Oscar Tuazon
Maccarone | 630 Greenwich Street
In addition to works of the kind for which Oscar Tuazon is best known—sculptures made using industrial materials such as concrete, Plexiglas, and corroding rebar—his recent show at Maccarone featured a sound piece that served as the exhibition’s conceptual anchor. Entering a dimly lit room, you could hear, from a speaker mounted to a structural beam, the voice of Vito Acconci reading from a text he had written for his architectural practice in 2004, sketching out the philosophical-poetic dimensions of a planned building at the South Pole: “Come into the dark. . . . Slip inside an Antarctica of the mind. . . . The land here is white. . . . It’s too white, too bright, to sleep. . . . A white sheet of paper, a blank page . . . to make fictions on.” From a facing speaker some twenty feet away, Tuazon’s voice simultaneously intoned a text he wrote in response, which roughly echoed the rhythm of the older artist’s. “I’m writing myself across the ice, black ink on a white sheet of paper,” you heard him say. “A white page that swallows what’s written on it. If you could even call it writing. More like reciting.”
This sound piece in stereo bore the same title as the exhibition itself—My flesh to your bare bones (all works 2010). While the wording was perhaps gently ironic, given the degree to which Acconci was early on associated with the carnal (his 1971 Seedbed is invoked in Tuazon’s text), it also suggested the relationship between Tuazon and earlier artists who helped guide the post-Minimalist interests evident throughout the show—in topological space; the act of orientation; and the limits of physical structures, including the human body. Indeed, Tuazon’s prose was suffused with visceral imagery of the narrator’s body doing violence to itself as it negotiates an “Antarctica” of its own devising. The bank of fluorescent tubes partially occluded by a steel plate on the floor nearby suggested similar notions with the title I gave my name to it—a title derived, like those of the rest of the works on view, from a fragment of Tuazon’s text, which was thereby not only aurally projected but also physically strewn throughout the gallery. The third piece in the front room was I went out there and spent a night out there. The light died out while I walked and so I stopped. Installed at the entrance to the space, it invited the viewer to fissure a pane of shatterproof glass underfoot, while a pristine sheet was suspended above—two states of the same body, flesh to bare bones.
On one hand, the kinds of forms that Tuazon makes are familiar. We know these places: the empty lot next to the discount supermarket at the edge of town; the corroding I-beams of the new development that went bankrupt midconstruction; the dried-out riverbed that crosses under the highway; the shuttered rest stop. Yet, on the other hand, Tuazon’s world is a kind of personal postapocalypse, a world that’s already acid-burned brown. This was clearest in the back gallery, where putrid yellow fluorescent light filtered through a waterlogged canvas, latched to the ceiling, which was continuously filled with water that dripped steadily onto the gallery floor. Nearby was I use my body for something, I use it to make something, I make something with my body, whatever that is.
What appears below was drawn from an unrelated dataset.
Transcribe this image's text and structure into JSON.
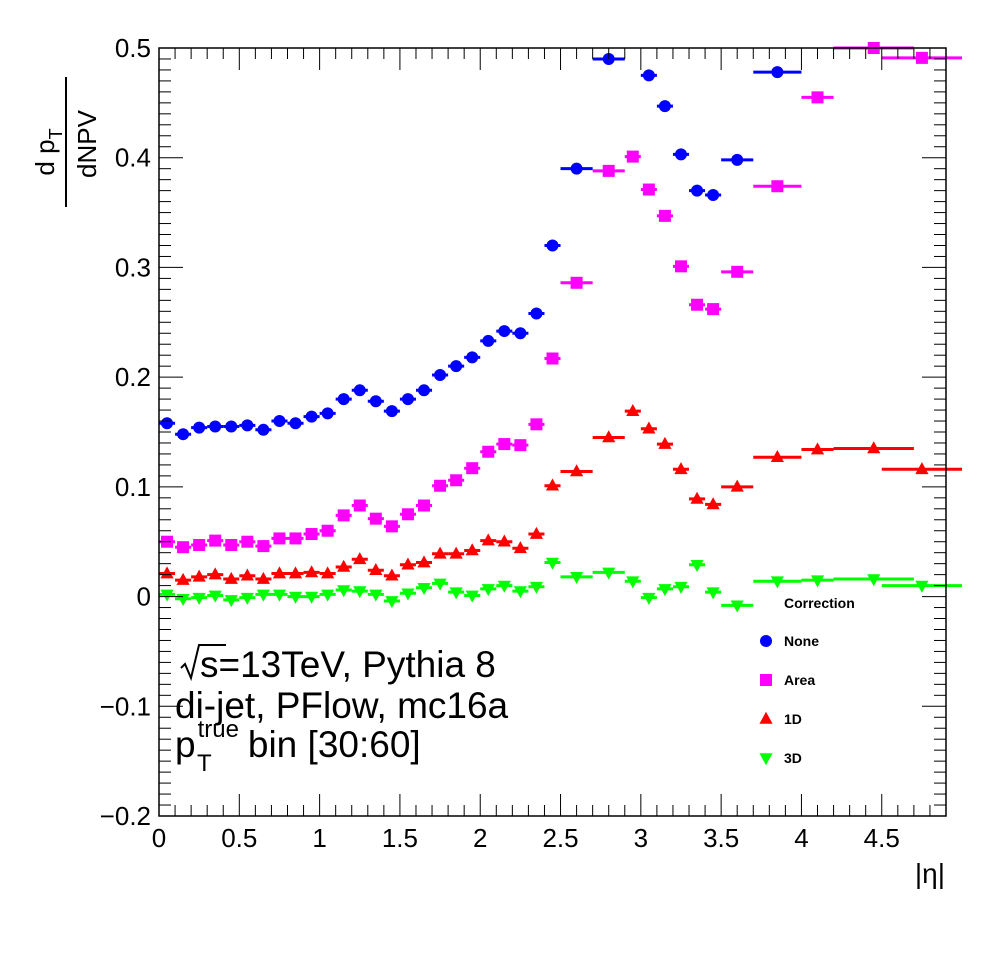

I make something and I pay for it and I get paid for it, a low table made from concrete and rebar that Tuazon partially demolished with a sledgehammer before the show opened. Tellingly, the object was already broken at the start of the exhibition, its use as a table—the symbolic site of all “relational” progress—irreversibly impaired. In defiance of the neoliberal imperative of conviviality and consumption, the ruins reflect a darker desire—or, perhaps, a blind need—for destruction.